Politique politicienne et langue de bois

Pourquoi DSK n'aurait de toute façon pas été élu en 2012

Anecdote révélatrice sur le professeur Strauss-Kahn à Sciences-Po. C'était un jeudi, en 2006 a priori. Impossible de retrouver la date précise. Comme tous les jeudis, de 10h15 à 12h15, j'étais en cours d'économie à Sciences-Po Paris, et mon professeur s'appelait Dominique Strauss-Kahn. L'amphithéâtre était toujours relativement comble.

Le sujet du cours, sans me souvenir précisément de l'intitulé, portait entre autres sur la valeur du travail. L'une des conclusions de la leçon consistait à mettre en avant le fait qu'un Smic supérieur à 1 000 euros par mois, environ, surévaluait la valeur du travail mais pouvait se justifier pour des raisons sociales. DSK expliquait sommairement que cet écart entre le Smic touché et le Smic théorique correspondait à peu près, en France, au montant du RMI.

Vérité en deçà des télés, erreur au-delà

Le soir, vers 20 heures, je me rends avec des amis sur le plateau d'« A vous de juger », émission alors présentée par Arlette Chabot. Le débat du jour opposait Strauss-Kahn et Thierry Breton, ministre de l'Economie et des Finances de l'époque.

On leur demande tour à tour de réagir à la proposition de Laurent Fabius de relever le montant du Smic à 1 500 euros net si le Parti socialiste gagne la présidentielle. Mesure on ne peut plus populiste pour essayer gagner des voix dans l'électorat populaire, mais passons (car le débat a été tranché, Fabius ayant fini bon dernier des primaires socialistes, et le PS n'ayant pas non plus réussi à battre Nicolas Sarkozy).

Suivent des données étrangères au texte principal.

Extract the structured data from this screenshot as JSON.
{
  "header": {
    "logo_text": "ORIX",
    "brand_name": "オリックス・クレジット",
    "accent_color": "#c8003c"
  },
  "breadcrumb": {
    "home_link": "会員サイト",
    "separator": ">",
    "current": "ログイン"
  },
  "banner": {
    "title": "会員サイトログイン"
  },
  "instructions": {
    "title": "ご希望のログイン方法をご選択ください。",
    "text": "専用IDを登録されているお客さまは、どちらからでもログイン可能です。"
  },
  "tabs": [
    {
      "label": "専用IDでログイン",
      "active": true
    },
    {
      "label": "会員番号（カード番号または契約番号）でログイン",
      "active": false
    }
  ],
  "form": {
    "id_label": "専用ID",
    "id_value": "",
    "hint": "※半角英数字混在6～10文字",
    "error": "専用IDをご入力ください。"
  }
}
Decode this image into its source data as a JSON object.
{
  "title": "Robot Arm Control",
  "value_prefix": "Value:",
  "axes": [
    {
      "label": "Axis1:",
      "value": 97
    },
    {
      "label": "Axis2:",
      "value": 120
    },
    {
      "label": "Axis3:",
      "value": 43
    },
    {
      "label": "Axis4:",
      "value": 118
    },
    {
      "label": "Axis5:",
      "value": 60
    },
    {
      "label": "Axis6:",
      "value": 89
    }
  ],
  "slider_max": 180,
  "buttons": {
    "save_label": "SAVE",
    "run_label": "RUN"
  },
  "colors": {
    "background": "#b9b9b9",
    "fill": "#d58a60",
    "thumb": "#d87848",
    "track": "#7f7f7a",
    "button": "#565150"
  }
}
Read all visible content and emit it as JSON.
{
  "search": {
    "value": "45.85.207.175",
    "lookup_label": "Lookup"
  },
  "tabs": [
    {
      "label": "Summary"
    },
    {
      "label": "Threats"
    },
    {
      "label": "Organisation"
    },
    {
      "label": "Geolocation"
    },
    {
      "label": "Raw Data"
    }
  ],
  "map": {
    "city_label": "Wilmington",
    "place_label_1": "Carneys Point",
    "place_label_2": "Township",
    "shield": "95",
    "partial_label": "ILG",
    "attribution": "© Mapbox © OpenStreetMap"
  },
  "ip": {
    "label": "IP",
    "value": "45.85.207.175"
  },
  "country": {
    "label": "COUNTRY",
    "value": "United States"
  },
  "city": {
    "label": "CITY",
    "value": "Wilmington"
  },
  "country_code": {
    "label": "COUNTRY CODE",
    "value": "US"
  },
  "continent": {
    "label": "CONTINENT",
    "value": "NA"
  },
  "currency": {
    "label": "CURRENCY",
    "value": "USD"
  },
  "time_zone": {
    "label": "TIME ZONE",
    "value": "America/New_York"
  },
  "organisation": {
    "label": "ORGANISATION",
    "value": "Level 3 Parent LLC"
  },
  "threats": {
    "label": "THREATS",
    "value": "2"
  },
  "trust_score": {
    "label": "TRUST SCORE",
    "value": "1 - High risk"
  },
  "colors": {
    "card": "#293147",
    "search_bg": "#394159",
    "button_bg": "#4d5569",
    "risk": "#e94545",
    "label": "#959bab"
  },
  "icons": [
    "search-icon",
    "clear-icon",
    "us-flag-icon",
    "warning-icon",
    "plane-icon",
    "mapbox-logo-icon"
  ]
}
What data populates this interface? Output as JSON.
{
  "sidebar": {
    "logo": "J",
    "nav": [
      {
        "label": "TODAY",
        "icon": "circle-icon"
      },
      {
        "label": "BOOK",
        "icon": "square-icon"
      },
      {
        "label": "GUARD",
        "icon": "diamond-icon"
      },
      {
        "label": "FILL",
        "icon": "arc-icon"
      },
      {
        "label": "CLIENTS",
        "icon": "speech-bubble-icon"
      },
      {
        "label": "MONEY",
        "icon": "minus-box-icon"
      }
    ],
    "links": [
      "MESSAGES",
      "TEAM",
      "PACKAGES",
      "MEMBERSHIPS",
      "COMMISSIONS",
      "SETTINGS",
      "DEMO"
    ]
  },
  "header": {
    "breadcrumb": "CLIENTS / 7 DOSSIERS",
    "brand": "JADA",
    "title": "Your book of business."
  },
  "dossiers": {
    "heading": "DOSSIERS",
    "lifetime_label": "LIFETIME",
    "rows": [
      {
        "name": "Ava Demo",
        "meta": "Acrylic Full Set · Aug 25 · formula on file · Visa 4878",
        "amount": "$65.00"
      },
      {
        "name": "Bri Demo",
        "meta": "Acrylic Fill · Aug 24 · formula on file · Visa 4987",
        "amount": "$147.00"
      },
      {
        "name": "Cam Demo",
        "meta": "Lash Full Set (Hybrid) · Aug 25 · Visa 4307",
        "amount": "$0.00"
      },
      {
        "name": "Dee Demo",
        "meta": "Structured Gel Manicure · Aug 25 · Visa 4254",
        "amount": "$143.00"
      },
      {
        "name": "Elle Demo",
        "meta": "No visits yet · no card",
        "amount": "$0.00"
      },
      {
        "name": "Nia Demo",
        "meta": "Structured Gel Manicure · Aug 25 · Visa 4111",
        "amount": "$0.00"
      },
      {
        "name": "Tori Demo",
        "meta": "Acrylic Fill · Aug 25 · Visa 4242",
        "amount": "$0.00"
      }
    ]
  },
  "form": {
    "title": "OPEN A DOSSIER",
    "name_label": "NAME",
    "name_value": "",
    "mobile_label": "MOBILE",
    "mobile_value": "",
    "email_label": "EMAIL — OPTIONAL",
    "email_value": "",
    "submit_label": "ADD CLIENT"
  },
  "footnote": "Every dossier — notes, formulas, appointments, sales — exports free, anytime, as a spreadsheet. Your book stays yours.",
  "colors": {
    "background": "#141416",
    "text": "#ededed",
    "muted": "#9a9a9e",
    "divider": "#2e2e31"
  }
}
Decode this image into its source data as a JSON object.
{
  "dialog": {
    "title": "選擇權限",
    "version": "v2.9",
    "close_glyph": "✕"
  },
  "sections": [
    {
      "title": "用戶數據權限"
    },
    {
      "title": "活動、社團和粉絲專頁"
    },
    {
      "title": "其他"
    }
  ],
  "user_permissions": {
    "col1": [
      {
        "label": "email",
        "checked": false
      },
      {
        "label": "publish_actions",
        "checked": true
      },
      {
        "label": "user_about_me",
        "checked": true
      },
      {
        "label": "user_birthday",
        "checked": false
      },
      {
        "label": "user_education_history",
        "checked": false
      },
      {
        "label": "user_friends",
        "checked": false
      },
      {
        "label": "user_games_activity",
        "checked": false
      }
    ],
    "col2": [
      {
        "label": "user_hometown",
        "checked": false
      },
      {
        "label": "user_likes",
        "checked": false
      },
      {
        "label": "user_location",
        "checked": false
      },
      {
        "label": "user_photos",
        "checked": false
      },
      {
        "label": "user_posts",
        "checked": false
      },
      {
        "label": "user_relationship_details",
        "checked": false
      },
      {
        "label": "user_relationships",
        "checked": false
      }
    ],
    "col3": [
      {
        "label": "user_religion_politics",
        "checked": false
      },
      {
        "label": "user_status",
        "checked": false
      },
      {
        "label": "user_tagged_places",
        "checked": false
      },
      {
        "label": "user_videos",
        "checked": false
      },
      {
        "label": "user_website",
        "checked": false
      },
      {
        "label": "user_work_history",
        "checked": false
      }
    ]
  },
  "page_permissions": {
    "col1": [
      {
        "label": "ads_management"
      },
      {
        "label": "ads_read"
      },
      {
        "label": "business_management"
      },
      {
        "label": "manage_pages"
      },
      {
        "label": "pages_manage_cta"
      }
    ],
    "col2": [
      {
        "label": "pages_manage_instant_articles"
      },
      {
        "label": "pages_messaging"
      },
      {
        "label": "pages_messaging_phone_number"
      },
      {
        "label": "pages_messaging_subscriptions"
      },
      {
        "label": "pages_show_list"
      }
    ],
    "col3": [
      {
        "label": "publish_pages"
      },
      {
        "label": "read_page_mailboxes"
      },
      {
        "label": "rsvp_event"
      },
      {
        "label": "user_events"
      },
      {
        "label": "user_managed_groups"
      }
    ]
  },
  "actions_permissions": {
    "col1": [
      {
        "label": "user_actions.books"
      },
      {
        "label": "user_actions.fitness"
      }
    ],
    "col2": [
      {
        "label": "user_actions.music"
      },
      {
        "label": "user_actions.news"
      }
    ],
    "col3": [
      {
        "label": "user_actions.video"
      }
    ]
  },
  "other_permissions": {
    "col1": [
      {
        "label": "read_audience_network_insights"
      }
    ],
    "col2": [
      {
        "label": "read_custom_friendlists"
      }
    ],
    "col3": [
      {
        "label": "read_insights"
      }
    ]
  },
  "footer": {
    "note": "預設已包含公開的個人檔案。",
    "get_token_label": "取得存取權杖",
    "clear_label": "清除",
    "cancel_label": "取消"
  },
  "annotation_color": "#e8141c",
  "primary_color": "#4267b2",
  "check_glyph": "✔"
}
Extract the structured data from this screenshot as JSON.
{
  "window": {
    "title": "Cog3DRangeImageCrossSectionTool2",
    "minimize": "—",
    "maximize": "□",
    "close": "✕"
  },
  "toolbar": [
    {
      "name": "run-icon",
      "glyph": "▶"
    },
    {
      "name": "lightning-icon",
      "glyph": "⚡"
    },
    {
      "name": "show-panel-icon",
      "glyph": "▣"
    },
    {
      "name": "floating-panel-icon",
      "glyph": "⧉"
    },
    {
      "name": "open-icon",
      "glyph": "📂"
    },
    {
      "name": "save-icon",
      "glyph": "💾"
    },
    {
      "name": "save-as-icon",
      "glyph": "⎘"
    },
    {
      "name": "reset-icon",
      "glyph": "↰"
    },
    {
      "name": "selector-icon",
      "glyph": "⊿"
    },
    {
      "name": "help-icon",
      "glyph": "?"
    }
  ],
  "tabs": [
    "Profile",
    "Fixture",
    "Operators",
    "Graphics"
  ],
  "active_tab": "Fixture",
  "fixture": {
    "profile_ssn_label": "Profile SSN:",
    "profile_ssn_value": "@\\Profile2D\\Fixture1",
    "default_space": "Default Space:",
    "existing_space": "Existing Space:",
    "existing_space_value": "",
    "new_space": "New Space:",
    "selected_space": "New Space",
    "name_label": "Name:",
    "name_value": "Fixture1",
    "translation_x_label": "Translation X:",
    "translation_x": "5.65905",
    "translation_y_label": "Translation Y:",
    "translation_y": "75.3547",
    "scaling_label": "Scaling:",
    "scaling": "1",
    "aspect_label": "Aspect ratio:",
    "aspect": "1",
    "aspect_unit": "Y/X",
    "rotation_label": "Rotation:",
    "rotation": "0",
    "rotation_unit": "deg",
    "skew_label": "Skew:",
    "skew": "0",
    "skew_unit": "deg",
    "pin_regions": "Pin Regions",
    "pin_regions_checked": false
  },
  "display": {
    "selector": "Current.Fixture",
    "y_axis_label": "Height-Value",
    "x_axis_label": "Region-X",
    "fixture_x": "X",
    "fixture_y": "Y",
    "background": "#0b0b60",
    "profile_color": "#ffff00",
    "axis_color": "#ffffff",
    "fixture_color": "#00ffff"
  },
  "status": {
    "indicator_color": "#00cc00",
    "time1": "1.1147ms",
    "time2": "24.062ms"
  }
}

A trois mètres de moi, Thierry Breton défend le Smic de l'époque en précisant que c'est l'un des plus élevés en Europe, qu'il ferait perdre en compétitivité la France en cassant la dynamique d'embauche si on l'augmentait autant, qu'un coût de l'embauche élevé est difficilement adapté à bon nombre de TPE pour qui recruter un employé supplémentaire serait trop cher, etc.

Dominique Strauss-Kahn explique lui que la valeur du travail est… sous-évaluée en France, et qu'il est normal de souhaiter que les Français soient de mieux en mieux payés, ce qui augmentera leur pouvoir d'achat, et donc la consommation, et in fine la croissance. On connaît le raisonnement.

Il venait surtout de se contredire par rapport à ce qu'il avait dit le matin même en cours.

Lors du cocktail, il se contredit à nouveau

A la fin de l'émission, nous montons à l'étage supérieur avec les invités et certains membres du public. Il est de tradition que France Télévisions offre un verre de jus d'orange et quelques toasts. Nous y retrouvons Dominique Strauss-Kahn qui vient nous voir, une coupe de champagne à la main. Il faut le reconnaître, sur la dizaine d'émissions que j'ai faite en tant qu'invité du public, c'est la seule fois où l'une des stars de la soirée est venue me parler. A ce moment-là, DSK met des points dans nos esprits.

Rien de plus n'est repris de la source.